Based on this study, the short-term therapeutic effects of rTMS are superior to those of sham treatments. The site of stimulation, stimulation frequency and intensity and sham condition were identified as potential factors modulating short-term therapeutic effects. The findings of this study may inspire future research.

摘要

背景

本研究旨在评估重复经颅磁刺激(rTMS)治疗强迫症(OCD)的短期疗效,并探讨潜在影响因素。

方法

2016年9月18日,我们检索了PubMed、EMBASE、CENTRAL、万方、知网和中国生物医学文献数据库,并查阅了以往荟萃分析的参考文献。纳入采用rTMS治疗OCD的假对照随机临床试验。计算效应量的Hedge's g值。进行亚组分析和单变量Meta回归分析。

结果

纳入20项研究,共791例患者。发现治疗效果的效应量较大(g = 0.71;95%CI,0.55 - 0.87;P < 0.001)。针对辅助运动区(SMA)(g = 0.56;95%CI,0.12 - 1.01;P < 0.001)、左侧背外侧前额叶皮质(DLPFC)(g = 0.47;95%CI,0.02 - 0.93;P = 0.02)、双侧DLPFC(g = 0.65;9 %CI,0.38 - 0.92;P < 0.001)和右侧DLPFC(g = 0.93;95%CI,0.70 - 1.15;P < 0.001),不包括眶额叶皮质(OFC)(g = 0.56;95%CI, - 0.05 - 1.18;P = 0.07),与假治疗相比有显著改善。
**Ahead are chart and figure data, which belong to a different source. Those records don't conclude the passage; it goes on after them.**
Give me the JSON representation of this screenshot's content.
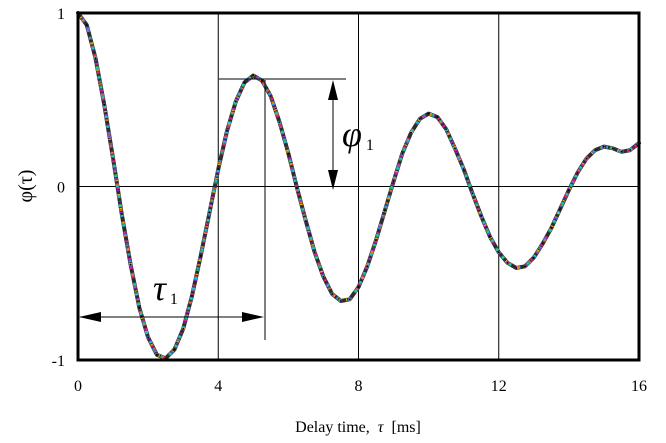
{
  "chart_data": {
    "type": "line",
    "title": "",
    "xlabel_prefix": "Delay time,",
    "xlabel_symbol": "τ",
    "xlabel_unit": "[ms]",
    "ylabel": "φ(τ)",
    "xlim": [
      0,
      16
    ],
    "ylim": [
      -1,
      1
    ],
    "x_ticks": [
      "0",
      "4",
      "8",
      "12",
      "16"
    ],
    "y_ticks": [
      "1",
      "0",
      "-1"
    ],
    "grid_vertical_at": [
      4,
      8,
      12
    ],
    "grid_horizontal_at": [
      0
    ],
    "series": [
      {
        "x": [
          0,
          0.25,
          0.5,
          0.75,
          1,
          1.25,
          1.5,
          1.75,
          2,
          2.25,
          2.5,
          2.75,
          3,
          3.25,
          3.5,
          3.75,
          4,
          4.25,
          4.5,
          4.75,
          5,
          5.25,
          5.5,
          5.75,
          6,
          6.25,
          6.5,
          6.75,
          7,
          7.25,
          7.5,
          7.75,
          8,
          8.25,
          8.5,
          8.75,
          9,
          9.25,
          9.5,
          9.75,
          10,
          10.25,
          10.5,
          10.75,
          11,
          11.25,
          11.5,
          11.75,
          12,
          12.25,
          12.5,
          12.75,
          13,
          13.25,
          13.5,
          13.75,
          14,
          14.25,
          14.5,
          14.75,
          15,
          15.25,
          15.5,
          15.75,
          16
        ],
        "y": [
          1.0,
          0.93,
          0.74,
          0.47,
          0.16,
          -0.16,
          -0.45,
          -0.7,
          -0.87,
          -0.97,
          -0.99,
          -0.94,
          -0.82,
          -0.63,
          -0.4,
          -0.15,
          0.1,
          0.32,
          0.49,
          0.6,
          0.64,
          0.61,
          0.52,
          0.37,
          0.19,
          -0.01,
          -0.2,
          -0.38,
          -0.52,
          -0.62,
          -0.66,
          -0.65,
          -0.58,
          -0.46,
          -0.31,
          -0.14,
          0.03,
          0.19,
          0.31,
          0.39,
          0.42,
          0.4,
          0.33,
          0.22,
          0.1,
          -0.04,
          -0.17,
          -0.29,
          -0.38,
          -0.44,
          -0.47,
          -0.46,
          -0.41,
          -0.33,
          -0.24,
          -0.13,
          -0.02,
          0.08,
          0.16,
          0.21,
          0.23,
          0.22,
          0.2,
          0.21,
          0.25
        ]
      }
    ],
    "annotations": {
      "phi": {
        "symbol": "φ",
        "subscript": "1"
      },
      "tau": {
        "symbol": "τ",
        "subscript": "1"
      }
    },
    "grid": true
  }
}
低频(g = 0.73;95%CI,0.50 - 0.96;P < 0.001)和高频(g = 0.70;95%CI,0.51 - 0.89;P < 0.001)治疗均显著优于假治疗,两种频率的效果之间无显著差异。亚组分析表明,非治疗抵抗、无并发重度抑郁症(MDD)且接受阈强度rTMS的患者比相应亚组显示出更大的治疗效果。根据假策略进行的亚组分析表明,倾斜线圈产生的效果比假线圈大。Meta回归分析显示,没有连续变量与治疗效果显著相关。

局限性

本研究仅评估了短期治疗效果。

结论

基于本研究,rTMS的短期治疗效果优于假治疗。刺激部位、刺激频率和强度以及假条件被确定为调节短期治疗效果的潜在因素。本研究结果可能为未来的研究提供启示。